Of the Google services that survived 2021, Google Pay had one of the most brutal years of any product. In March, Google Pay rolled out a completely new app in the US, replacing the old Google Pay app that had existed for years.
This new app was originally developed for India and is dramatically different from the old Google Pay app used in the US. For starters, the new app switched to using a phone number for identification instead of a Google account, which meant that a ton of features US users were accustomed to were no longer supported. Indian consumers are used to phone number identity thanks to apps like WhatsApp, and the limitations are not a big deal for users in that country thanks to smartphones being many consumers’ only device.

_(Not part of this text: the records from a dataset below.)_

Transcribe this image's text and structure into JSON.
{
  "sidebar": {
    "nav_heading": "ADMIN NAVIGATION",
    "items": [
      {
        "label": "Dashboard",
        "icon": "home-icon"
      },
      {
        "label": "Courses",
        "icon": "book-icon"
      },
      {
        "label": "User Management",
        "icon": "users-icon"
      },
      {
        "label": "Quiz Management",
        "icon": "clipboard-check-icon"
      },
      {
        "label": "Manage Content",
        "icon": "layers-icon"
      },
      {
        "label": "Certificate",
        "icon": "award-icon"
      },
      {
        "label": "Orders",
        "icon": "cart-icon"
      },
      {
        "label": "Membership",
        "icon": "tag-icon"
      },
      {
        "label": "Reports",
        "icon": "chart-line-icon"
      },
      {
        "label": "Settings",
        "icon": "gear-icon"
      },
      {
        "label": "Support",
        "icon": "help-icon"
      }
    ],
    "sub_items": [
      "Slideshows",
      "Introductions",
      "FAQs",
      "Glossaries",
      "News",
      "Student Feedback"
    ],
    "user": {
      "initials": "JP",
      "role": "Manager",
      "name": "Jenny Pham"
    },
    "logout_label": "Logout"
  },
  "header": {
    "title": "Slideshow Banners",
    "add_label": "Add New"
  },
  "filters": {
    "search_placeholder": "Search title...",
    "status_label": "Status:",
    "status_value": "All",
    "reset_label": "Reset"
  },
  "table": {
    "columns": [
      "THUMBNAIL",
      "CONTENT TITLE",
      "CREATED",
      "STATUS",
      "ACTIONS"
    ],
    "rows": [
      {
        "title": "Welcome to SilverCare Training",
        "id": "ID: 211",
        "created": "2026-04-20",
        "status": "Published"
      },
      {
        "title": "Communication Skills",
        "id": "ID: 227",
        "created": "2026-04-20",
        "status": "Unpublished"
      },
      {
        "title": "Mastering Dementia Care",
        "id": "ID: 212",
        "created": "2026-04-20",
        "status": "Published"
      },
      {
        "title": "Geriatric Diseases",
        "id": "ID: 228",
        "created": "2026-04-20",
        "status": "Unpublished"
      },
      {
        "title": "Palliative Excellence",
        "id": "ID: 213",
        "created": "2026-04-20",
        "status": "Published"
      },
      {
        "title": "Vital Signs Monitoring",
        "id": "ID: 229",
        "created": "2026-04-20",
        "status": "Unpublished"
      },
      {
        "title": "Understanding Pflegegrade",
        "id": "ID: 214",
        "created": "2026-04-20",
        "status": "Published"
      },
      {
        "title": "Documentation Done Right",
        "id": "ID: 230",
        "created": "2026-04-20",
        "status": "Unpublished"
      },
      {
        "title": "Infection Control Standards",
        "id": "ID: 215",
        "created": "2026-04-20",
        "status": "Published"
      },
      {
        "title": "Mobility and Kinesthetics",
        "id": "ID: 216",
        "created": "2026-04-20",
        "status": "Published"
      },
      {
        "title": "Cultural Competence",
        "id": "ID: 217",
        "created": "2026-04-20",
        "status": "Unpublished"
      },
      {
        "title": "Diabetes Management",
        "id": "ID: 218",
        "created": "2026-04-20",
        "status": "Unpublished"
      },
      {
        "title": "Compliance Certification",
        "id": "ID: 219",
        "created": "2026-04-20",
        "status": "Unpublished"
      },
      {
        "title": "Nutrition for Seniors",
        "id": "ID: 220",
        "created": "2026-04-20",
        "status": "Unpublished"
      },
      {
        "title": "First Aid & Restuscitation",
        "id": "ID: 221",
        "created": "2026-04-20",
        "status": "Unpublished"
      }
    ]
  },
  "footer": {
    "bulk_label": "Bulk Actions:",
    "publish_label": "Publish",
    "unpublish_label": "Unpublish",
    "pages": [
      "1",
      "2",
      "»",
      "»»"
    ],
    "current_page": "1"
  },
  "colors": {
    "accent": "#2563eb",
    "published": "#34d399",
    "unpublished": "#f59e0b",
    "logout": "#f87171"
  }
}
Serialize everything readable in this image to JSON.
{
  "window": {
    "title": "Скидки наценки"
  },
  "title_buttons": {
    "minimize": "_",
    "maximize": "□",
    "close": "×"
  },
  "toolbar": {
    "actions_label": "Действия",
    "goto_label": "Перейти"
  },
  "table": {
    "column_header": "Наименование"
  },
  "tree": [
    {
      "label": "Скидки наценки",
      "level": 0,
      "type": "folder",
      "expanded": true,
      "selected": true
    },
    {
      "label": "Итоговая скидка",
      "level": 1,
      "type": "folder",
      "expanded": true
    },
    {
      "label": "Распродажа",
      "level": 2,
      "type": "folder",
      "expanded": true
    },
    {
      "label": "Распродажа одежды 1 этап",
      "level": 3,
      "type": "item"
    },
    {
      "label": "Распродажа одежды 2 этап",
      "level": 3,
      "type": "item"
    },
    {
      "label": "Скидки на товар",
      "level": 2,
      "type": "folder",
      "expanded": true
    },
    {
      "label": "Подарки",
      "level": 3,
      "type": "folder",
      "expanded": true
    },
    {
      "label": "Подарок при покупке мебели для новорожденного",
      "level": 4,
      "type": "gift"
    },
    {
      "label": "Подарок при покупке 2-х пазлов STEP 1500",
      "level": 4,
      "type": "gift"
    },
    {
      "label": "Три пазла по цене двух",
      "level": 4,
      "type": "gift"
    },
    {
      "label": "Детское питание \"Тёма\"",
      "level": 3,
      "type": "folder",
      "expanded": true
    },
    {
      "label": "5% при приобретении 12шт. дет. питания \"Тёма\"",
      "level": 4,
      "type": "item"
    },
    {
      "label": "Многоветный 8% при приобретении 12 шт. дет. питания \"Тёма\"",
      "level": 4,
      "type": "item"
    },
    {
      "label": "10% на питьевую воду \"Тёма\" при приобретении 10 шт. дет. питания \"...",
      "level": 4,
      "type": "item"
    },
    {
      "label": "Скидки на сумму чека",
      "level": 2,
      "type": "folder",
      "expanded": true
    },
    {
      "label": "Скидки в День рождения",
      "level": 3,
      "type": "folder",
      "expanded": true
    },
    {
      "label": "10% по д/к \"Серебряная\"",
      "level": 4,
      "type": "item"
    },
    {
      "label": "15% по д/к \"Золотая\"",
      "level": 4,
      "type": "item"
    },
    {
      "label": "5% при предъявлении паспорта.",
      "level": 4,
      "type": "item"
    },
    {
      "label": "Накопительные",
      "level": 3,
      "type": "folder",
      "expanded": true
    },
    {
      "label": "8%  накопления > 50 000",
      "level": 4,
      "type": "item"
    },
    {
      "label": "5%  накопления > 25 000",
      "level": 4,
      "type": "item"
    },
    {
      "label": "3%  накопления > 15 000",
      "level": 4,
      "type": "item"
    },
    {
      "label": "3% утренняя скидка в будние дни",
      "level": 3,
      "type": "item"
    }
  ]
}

For Google Pay in the US, however, relying on a SIM card for identity meant the Google Pay website functionality had to die, multi-device functionality went out the window, and Google Pay went from supporting multiple accounts to only supporting a single account. As we wrote shortly after launch day, the new app was a disaster.
One month after the big US launch, Sengupta left Google, leaving US Google Pay users with a mess of an app and major feature regressions. The global Google Pay user base was still split across the old and new apps, and the future of the division—including already-promoted plans to launch a Google “Plex” bank account—was now in question.
An August report from Business Insider revealed that Sengupta’s departure kicked off a major exodus from the division, with “dozens” of employees and executives leaving, including “seven leaders on the team with roles of director or vice president” and “half the people working on the business-development team.”
By October, the division felt truly rudderless, and reports surfaced that Google’s plans to launch consumer bank accounts were dead. Google had already promoted the service in several blog posts and had 400,000 people who had signed up for the waitlist to get an account.
That BI report quotes one former employee as saying that “Caesar [Sengupta] leaving was the capstone on a lot of frustration felt by employees. The product wasn’t growing at the rate we wanted it to.” We can get some hard numbers for one of Google Pay’s main features—NFC payments—to support this claim that it wasn’t growing quickly enough. Pulse, a division of Discover card, puts Google at 3 percent of the US NFC payment market, while Apple dominates the market with 92 percent. Google was the first big tech company to get involved with NFC payments, starting with the Galaxy Nexus in 2011. That was three years before the launch of Apple Pay, but thanks to bungled management, an endless series of reboots and rebrands, and Android’s subservience to the whims of cell carriers, Google is now in last place. It’s embarrassing.
Google Pay’s re-re-reboot
Despite the just-canceled plans to launch a Google bank account, Google’s president of commerce (and another former PayPaler), Bill Ready, now tells Bloomberg, “We’re not a bank—we have no intention of being a bank.” Bloomberg’s report goes on to say that “as part of the overhaul, Google will focus more on being a ‘comprehensive digital wallet’ that includes digital tickets, airline passes, and vaccine passports.” This sentence actually says very little because tickets and COVID cards are both current Google Pay features.
The one new thing Google has mentioned is possible support for cryptocurrencies. Ready told Bloomberg, “Crypto is something we pay a lot of attention to. As user demand and merchant demand evolves, we’ll evolve with it.” Right now, Google partners with Coinbase and BitPay to store cards, but it doesn’t accept crypto for transactions.
The report mentions a lot of new people in high positions at Google Pay, so hopefully this will result in a more dramatic pivot than what is outlined in the article. It’s crazy to suggest this, but the service would be better if 2021 had never happened. Can we just have the old app and website back?